The content validity of TIMER was established by experts who practice in geriatrics or family medicine. TIMER could be improved by including other DRPs typically identified by pharmacists such as high/low dose, ensuring an existing indication for all medications, and considering whether all indications are treated. However, we sought to include DRPs beyond those traditionally used by pharmacists. There are a number of companies that have created MTM plans or systems that prompt pharmacists when a DRP or problem is detected. These programs prompt pharmacists when an MTM service needs to be performed for a specific reason.1,2 Typically, these prompts are generated from prescription claims analyses, and we assert that pharmacists need to look at the entire patient when performing MTM. This reasoning was critical to the inclusion of a symptomology assessment in TIMER. It guides pharmacists through a broader review of patients and may serve as an added tool to any of these programs.
In order to use TIMER in practice, pharmacists may require training. We did not provide any training to participants in this study. Training could consist of how to read TIMER, how to apply it to individual patients, and how to examine each patient differently while using it. This might consist of a 30-minute session with an investigator, or a training program in print or online. TIMER also requires regular updates to reflect new guidelines, medications, and evidence.
There are limitations to this study. Although the cases used were representative of typical cases seen in practice, TIMER has not been tested with actual patients. Recommendations made by pharmacists or pharmacy students were not included, and these are important in resolving DRPs. Also, how TIMER may affect the efficiency of providing an MTM service was not tested. Additionally, 3 different case writers were used, but cases 2 and 3 were based on case 1 and the latter 2 cases were each reviewed by 2 of the investigators. Finally, this study involved pharmacy students from one University and innovative community pharmacists from the upper Midwest and West, thereby limiting its generalizability.

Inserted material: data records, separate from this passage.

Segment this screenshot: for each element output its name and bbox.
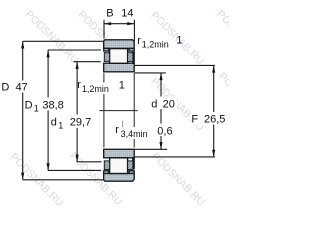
d bottom extension line <box>135 148 167 150</box>
center axis line <box>99 110 138 112</box>
label F 26,5 <box>191 113 225 125</box>
svg-text:0,6: 0,6 <box>157 125 172 137</box>
label r1,2min 1 top right <box>137 35 182 50</box>
d down arrow <box>159 142 162 149</box>
D bottom extension line <box>23 179 104 181</box>
label d 20 <box>151 99 175 111</box>
watermark PODSNAB.RU bottom-mid <box>67 150 125 208</box>
watermark PODSNAB.RU bottom-right <box>149 150 207 208</box>
left face bore line <box>103 73 105 147</box>
F down arrow <box>212 150 215 157</box>
svg-text:F: F <box>191 113 198 125</box>
svg-text:D: D <box>1 82 9 94</box>
d top extension line <box>135 72 166 74</box>
watermark PODSNAB.RU bottom-left <box>7 151 65 209</box>
svg-text:r: r <box>115 124 119 136</box>
svg-text:B: B <box>106 8 113 20</box>
B right arrow <box>127 22 134 25</box>
F top extension line <box>135 64 215 66</box>
B left arrow <box>104 22 111 25</box>
outer ring left flange (upper) <box>104 48 109 51</box>
cage bar right (lower) <box>128 161 133 170</box>
B right extension line <box>133 20 135 41</box>
D up arrow <box>21 41 24 48</box>
label 0,6 <box>157 125 172 137</box>
svg-text:1: 1 <box>119 80 125 92</box>
svg-text:29,7: 29,7 <box>70 116 91 128</box>
outer ring left flange (lower) <box>104 171 109 174</box>
F up arrow <box>212 65 215 72</box>
inner ring right flange sliver (lower) <box>133 158 134 169</box>
outer ring right flange (upper) <box>129 48 134 51</box>
D1 top extension line <box>48 49 101 51</box>
svg-text:d: d <box>151 99 157 111</box>
watermark PODSNAB.RU top corner <box>214 8 272 66</box>
r3,4 leader tick <box>122 121 124 128</box>
svg-text:1: 1 <box>58 120 63 130</box>
svg-text:r: r <box>77 79 81 91</box>
right face bore line <box>133 73 135 147</box>
watermark PODSNAB.RU mid <box>148 76 206 134</box>
outer ring upper section <box>104 40 135 49</box>
cage bar left (upper) <box>104 53 109 62</box>
D top extension line <box>23 40 104 42</box>
watermark PODSNAB.RU top-mid <box>75 9 133 67</box>
watermark PODSNAB.RU mid-right <box>216 70 274 128</box>
d1 bottom extension line <box>77 161 102 163</box>
d1 top extension line <box>74 61 101 63</box>
D1 bottom extension line <box>48 169 101 171</box>
svg-text:14: 14 <box>121 8 133 20</box>
cage bar right (upper) <box>128 53 133 62</box>
svg-text:3,4min: 3,4min <box>121 129 148 139</box>
d dimension line <box>160 73 162 149</box>
watermark PODSNAB.RU top-right <box>148 9 206 67</box>
B dimension line <box>104 23 134 25</box>
F bottom extension line <box>135 156 215 158</box>
svg-text:1,2min: 1,2min <box>82 84 109 94</box>
outer ring lower section <box>104 174 135 182</box>
svg-text:d: d <box>51 116 57 128</box>
F dimension line <box>213 65 215 156</box>
svg-text:38,8: 38,8 <box>42 99 63 111</box>
svg-text:r: r <box>137 35 141 47</box>
d1 up arrow <box>76 62 79 69</box>
D dimension line <box>22 41 24 180</box>
label D1 38,8 <box>25 99 64 113</box>
D1 dimension line <box>47 50 49 170</box>
d up arrow <box>159 73 162 80</box>
svg-text:20: 20 <box>163 99 175 111</box>
svg-text:47: 47 <box>16 82 28 94</box>
label r3,4min <box>115 124 147 139</box>
label D 47 <box>1 82 27 94</box>
svg-text:1: 1 <box>34 103 39 113</box>
B left extension line <box>103 20 105 39</box>
svg-text:D: D <box>25 99 33 111</box>
D1 down arrow <box>47 163 50 170</box>
D down arrow <box>21 173 24 180</box>
inner ring upper section <box>104 63 135 72</box>
outer ring right flange (lower) <box>129 171 134 174</box>
roller (lower) <box>110 158 128 174</box>
svg-text:1,2min: 1,2min <box>142 40 169 50</box>
cage bar left (lower) <box>104 161 109 170</box>
d1 dimension line <box>76 62 78 162</box>
label d1 29,7 <box>51 116 91 130</box>
watermark PODSNAB.RU top-left <box>23 8 81 66</box>
svg-text:1: 1 <box>176 35 182 47</box>
label r1,2min 1 left <box>77 79 125 94</box>
label B 14 <box>106 8 133 20</box>
inner ring right flange sliver (upper) <box>133 52 134 63</box>
roller (upper) <box>110 49 128 64</box>
svg-text:26,5: 26,5 <box>204 113 225 125</box>
D1 up arrow <box>47 50 50 57</box>
label background gaps <box>15 81 229 140</box>
d1 down arrow <box>76 155 79 162</box>
inner ring lower section <box>104 149 135 158</box>
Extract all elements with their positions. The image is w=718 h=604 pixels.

TIMER was effective in increasing the number of tool-related DRPs found by pharmacists and by pharmacy students in hypothetical patient cases. TIMER may help pharmacists provide required MTM services for older adults.
This study was conducted with a grant from the University of Iowa Older Adults CERT (Centers for Education & Research on Therapeutics) that is funded by the Agency for Healthcare Research and Quality (1 U18 HS016094-01) led by Dr. Elizabeth A. Chrischilles.
At the time of this study, Drs. Lee and Schwemm were fourth- and third-year pharmacy students, respectively, at the University of Iowa College of Pharmacy.